Si le réchauffement climatique n’est pas rapidement maîtrisé, la biodiversité marine des océans est menacée de grands bouleversements.
C’est dans la revue Nature Climate Change qu’une équipe internationale dirigée par le CNRS et regroupant la Sir Alister Hardy Foundation for Ocean Science, l’université de Plymouth (Angleterre) et le Centre scientifique de Monaco a publié une nouvelle étude sur le réchauffement climatique. Ses conclusions sont un signal d’alarme vis-à-vis des menaces qui planent sur la biodiversité marine des océans.
L’étude révèle que la quasi-totalité des océans est menacée de disparitions locales, de diminutions, de mouvements « biogéographiques », des réorganisations qui devraient concerner un grand nombre d’espèces.
Pour autant que l’augmentation de la température soit contenue dans les 2°C, ce qui est le but des négociations climatiques, la biodiversité superficielle des océans (dans les 200 premiers mètres) diminuera de près de 10% dans les régions océaniques chaudes, entre les 40° parallèles nord et sud. Il ne devrait pas forcément s’agir de disparition, vu que les régions tempérées et polaires enregistreront une très forte augmentation de la biodiversité, jusqu’à 300 % en plus dans les zones polaires.

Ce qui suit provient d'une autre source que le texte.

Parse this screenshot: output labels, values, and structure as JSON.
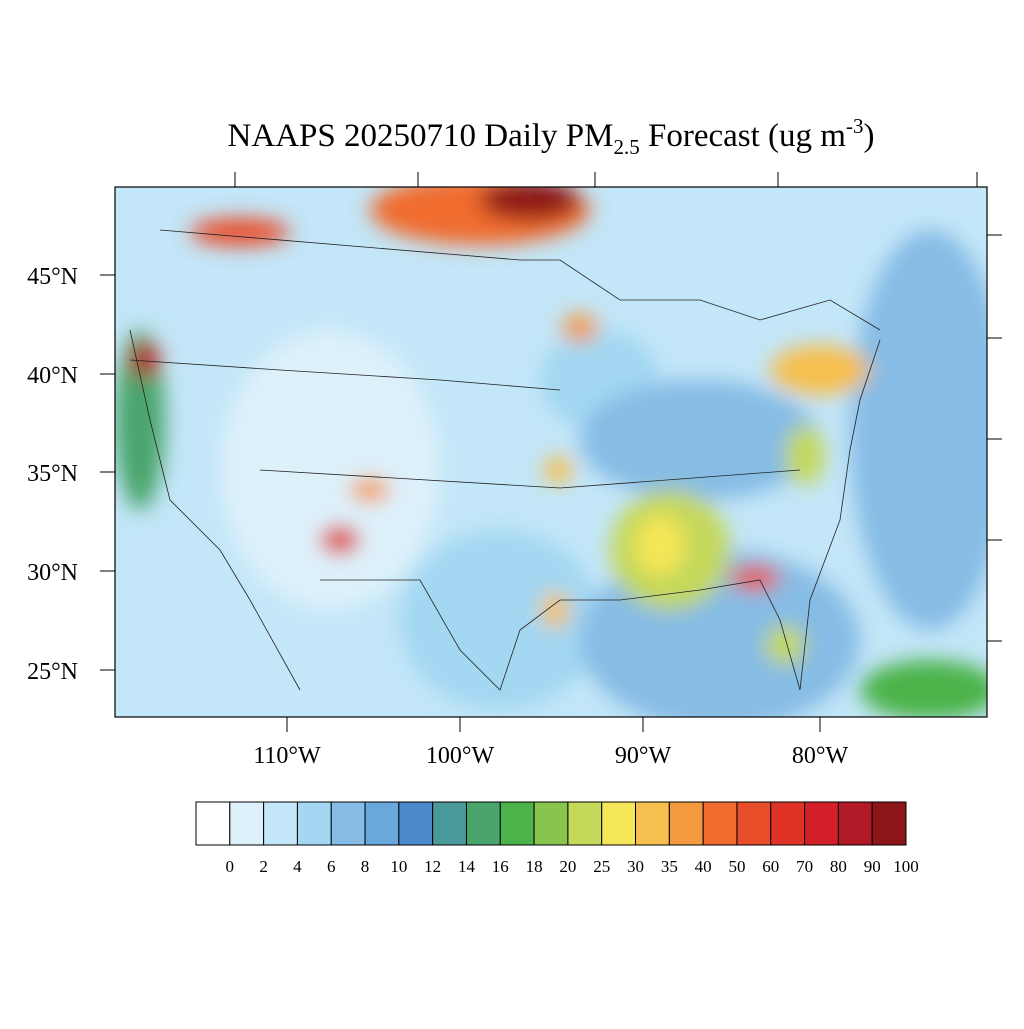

Alors que d’autres études ont déjà présenté les risques à l’échelle régionale, cette nouvelle étude confirme l’inéluctabilité de ces bouleversements, comme la disparition de la morue de la mer du Nord, de la coquille Saint-Jacques et du bulot des côtes françaises, alors que le nombre de soles augmentera en mer du Nord, tout comme l’anchois et la sardine qui y feront leur apparition.
Une des grandes inconnues de ces grands bouleversements, c’est la méconnaissance de la biodiversité marine. Il est en effet estimé qu’à peine 10% des espèces sont connus, soit seulement 250 000 espèces sur les deux millions d’espèces qu’elle pourrait compter.
Afin d’étudier l’évolution possible de cette biodiversité, les scientifiques ont utilisé la théorie METAL (Macro Ecological Theory on the Arrangement of Life). « Les résultats démontrent une relation forte entre la biodiversité observée et la biodiversité théorique, et ce, pour un grand nombre d’espèces tels que les foraminifères, les crustacés, les poissons et les cétacés », explique le CNRS.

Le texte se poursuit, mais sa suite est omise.